Man is not weak; knowledge is more than equivalent to force.

Samuel Johnson (1709-1784) British author.

Knowledge is of two kinds: We know a subject ourselves, or we know where we can find information about it.

Samuel Johnson (1709-1784) British author.

The greater the knowledge, the greater the doubt.

Johann Wolfgang Von Goethe (1749-1832) German poet, novelist and dramatist.

Knowledge is the small part of ignorance that we arrange and classify.

Ambrose Bierce (1842-1914) American newspaperman and short-story writer.

Knowledge of the world in only to be acquired in the world, and not in a closet.

Lord Chesterfield (1694-1773) British statesman.

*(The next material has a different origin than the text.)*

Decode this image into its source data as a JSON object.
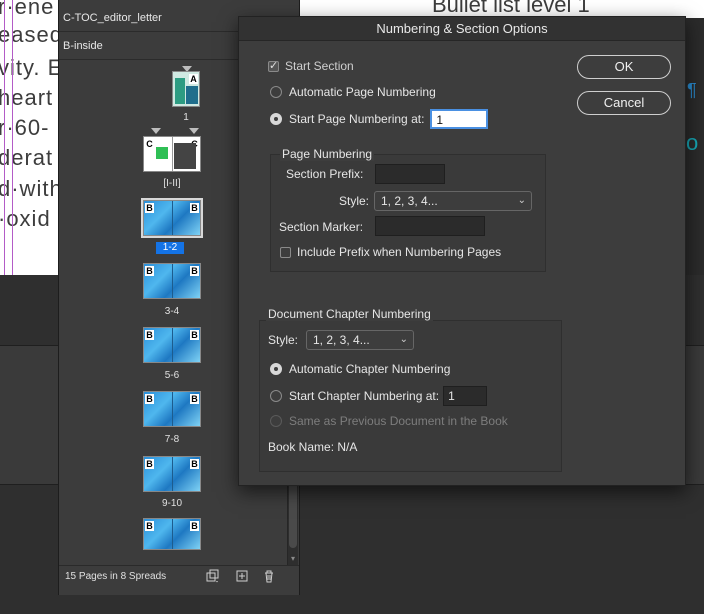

Knowledge is that which, next to virtue, truly raises one person above another.

Joseph Addison (1672-1719) English essayist, poet, and dramatist.

Knowledge and human power are synonymous.

Francis Bacon (1561-1626) British statesman and philosopher.

One may understand the Cosmos, but never the ego; the self is more distant than any star.

Gilbert Keith Chesterton (1874-1936) British journalist, novelist and poet.

Knowledge is proud that it knows so much; Wisdom is humble that it knows no more.

William Cowper (1731-1800) British poet.

Knowledge comes by eyes always open and working hands; and there is no knowledge that is not power.

Ralph Waldo Emerson (1803-1882) U.S. poet, essayist and lecturer.